Now, with a new e-money license at its disposal, Wave is expanding its services, becoming the first non-telco, non-bank with the ability to facilitate small-and-medium sized lending, and to issue micro-credit and virtual credit cards in eight countries in Francophone West Africa independent of a financial institution.
With this, the region’s already fierce mobile money wars are heating up.
None of this would be possible without M-Pesa, the original mobile transfer operator. Launched in Kenya in 2007, the Safaricom Plc product is how people across the continent
do business. But in contrast to East Africa, where M-Pesa revolutionised the market, West Africa was until recently far less competitive. Wave spotted an opportunity.

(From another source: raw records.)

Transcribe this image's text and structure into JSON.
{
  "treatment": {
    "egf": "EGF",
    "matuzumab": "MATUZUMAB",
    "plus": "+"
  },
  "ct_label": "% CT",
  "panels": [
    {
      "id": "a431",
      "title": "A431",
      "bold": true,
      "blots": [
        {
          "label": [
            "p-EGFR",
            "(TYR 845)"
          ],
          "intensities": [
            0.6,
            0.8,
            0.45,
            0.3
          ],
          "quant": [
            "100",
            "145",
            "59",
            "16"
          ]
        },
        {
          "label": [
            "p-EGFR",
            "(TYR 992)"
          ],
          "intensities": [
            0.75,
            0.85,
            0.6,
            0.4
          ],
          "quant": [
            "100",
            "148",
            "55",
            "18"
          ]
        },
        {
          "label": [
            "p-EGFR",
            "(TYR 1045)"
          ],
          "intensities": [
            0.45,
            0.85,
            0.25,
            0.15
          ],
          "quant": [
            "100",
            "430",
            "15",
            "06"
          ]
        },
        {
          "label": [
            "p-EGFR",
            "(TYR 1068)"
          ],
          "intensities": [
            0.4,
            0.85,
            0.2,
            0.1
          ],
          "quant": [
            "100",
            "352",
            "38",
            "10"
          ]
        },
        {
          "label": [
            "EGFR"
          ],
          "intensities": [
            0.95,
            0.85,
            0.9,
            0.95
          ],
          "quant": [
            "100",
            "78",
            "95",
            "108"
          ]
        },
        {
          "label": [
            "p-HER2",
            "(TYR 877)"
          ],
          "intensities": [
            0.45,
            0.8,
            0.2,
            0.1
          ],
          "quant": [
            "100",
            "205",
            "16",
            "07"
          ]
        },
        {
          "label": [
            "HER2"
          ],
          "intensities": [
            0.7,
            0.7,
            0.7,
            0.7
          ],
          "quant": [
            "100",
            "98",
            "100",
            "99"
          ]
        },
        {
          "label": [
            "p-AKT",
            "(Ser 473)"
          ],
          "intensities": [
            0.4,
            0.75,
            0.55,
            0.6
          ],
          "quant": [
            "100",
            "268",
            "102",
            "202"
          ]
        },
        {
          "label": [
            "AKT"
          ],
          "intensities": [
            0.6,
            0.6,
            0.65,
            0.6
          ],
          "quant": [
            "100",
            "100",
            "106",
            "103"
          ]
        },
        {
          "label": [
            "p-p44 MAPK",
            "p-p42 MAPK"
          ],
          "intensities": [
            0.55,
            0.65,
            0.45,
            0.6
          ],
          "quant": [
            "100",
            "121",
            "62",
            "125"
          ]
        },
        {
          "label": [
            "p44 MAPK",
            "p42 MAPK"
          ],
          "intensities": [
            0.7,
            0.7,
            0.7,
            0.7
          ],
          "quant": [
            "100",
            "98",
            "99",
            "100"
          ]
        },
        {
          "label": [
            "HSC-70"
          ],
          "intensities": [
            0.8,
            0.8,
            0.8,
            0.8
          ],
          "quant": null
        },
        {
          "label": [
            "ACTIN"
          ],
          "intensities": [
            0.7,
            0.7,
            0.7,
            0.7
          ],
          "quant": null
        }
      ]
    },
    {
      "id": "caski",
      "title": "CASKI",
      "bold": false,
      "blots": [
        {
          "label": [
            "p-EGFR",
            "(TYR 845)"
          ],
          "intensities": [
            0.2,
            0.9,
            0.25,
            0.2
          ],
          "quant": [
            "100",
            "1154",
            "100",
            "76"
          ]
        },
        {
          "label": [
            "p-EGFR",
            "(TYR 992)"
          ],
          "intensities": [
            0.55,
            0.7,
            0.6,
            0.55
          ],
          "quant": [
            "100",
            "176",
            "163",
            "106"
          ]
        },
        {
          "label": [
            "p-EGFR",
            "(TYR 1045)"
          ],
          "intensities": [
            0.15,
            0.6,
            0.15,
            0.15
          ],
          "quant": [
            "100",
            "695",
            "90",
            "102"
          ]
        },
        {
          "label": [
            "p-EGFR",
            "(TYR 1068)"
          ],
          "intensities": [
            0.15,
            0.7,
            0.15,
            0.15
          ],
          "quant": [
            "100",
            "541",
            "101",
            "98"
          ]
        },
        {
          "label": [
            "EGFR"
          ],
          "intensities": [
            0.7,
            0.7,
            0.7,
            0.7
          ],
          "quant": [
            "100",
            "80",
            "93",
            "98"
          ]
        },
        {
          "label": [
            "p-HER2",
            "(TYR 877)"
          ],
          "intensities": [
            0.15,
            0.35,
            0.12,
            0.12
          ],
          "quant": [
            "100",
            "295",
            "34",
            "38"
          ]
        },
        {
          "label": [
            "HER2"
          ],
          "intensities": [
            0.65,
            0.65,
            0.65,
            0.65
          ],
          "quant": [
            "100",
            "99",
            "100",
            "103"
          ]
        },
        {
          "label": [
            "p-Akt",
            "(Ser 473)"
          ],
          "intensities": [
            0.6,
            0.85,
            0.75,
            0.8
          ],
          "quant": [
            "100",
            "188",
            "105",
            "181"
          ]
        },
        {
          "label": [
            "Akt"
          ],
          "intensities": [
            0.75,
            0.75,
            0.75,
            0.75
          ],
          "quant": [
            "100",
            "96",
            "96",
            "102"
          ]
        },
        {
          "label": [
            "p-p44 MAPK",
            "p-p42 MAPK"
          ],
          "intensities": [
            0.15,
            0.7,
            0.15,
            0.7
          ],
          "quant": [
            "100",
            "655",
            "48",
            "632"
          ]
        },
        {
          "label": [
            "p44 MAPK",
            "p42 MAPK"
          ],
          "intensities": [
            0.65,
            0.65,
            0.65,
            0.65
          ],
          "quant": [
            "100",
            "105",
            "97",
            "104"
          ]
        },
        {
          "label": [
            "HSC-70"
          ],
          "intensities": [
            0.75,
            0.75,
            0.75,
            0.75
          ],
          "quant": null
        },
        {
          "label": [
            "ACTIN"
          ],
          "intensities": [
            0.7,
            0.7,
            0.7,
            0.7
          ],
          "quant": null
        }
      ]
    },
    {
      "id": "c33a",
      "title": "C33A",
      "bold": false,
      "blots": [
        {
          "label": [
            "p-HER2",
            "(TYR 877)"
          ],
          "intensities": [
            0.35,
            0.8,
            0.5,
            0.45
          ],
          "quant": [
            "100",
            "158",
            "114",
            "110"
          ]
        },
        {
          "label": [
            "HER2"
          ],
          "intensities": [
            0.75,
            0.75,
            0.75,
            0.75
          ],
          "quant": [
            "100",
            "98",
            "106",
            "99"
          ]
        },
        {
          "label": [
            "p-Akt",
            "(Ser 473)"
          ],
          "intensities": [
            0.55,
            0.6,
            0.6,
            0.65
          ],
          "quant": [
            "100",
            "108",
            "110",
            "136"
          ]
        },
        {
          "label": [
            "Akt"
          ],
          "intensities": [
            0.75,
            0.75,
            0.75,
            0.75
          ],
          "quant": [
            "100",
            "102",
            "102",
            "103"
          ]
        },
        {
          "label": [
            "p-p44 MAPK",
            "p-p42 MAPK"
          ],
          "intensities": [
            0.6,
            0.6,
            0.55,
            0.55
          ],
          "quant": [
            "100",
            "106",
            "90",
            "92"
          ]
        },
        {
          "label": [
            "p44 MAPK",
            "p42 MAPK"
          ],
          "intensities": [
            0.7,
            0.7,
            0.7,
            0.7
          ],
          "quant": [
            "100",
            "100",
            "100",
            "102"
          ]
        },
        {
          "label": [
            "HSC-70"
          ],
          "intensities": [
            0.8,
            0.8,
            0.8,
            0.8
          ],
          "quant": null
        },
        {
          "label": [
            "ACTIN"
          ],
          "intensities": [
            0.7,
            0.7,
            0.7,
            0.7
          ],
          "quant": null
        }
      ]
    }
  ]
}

In Senegal, Wave’s primary market, only 17% of people have a bank account, but nearly half of adults use mobile money services. In West Africa, mobile money usage saw a 60% increase over the previous year, hitting $239.3 billion in transactions. But with more players competing, the market is getting tighter.
A showcase for this is Dakar’s downtown commercial district, where colourful stickers for mobile money companies reflect changes in the national market. There’s the red-and-white logo for YUP, the Société Générale SA app that cancelled its service earlier this year.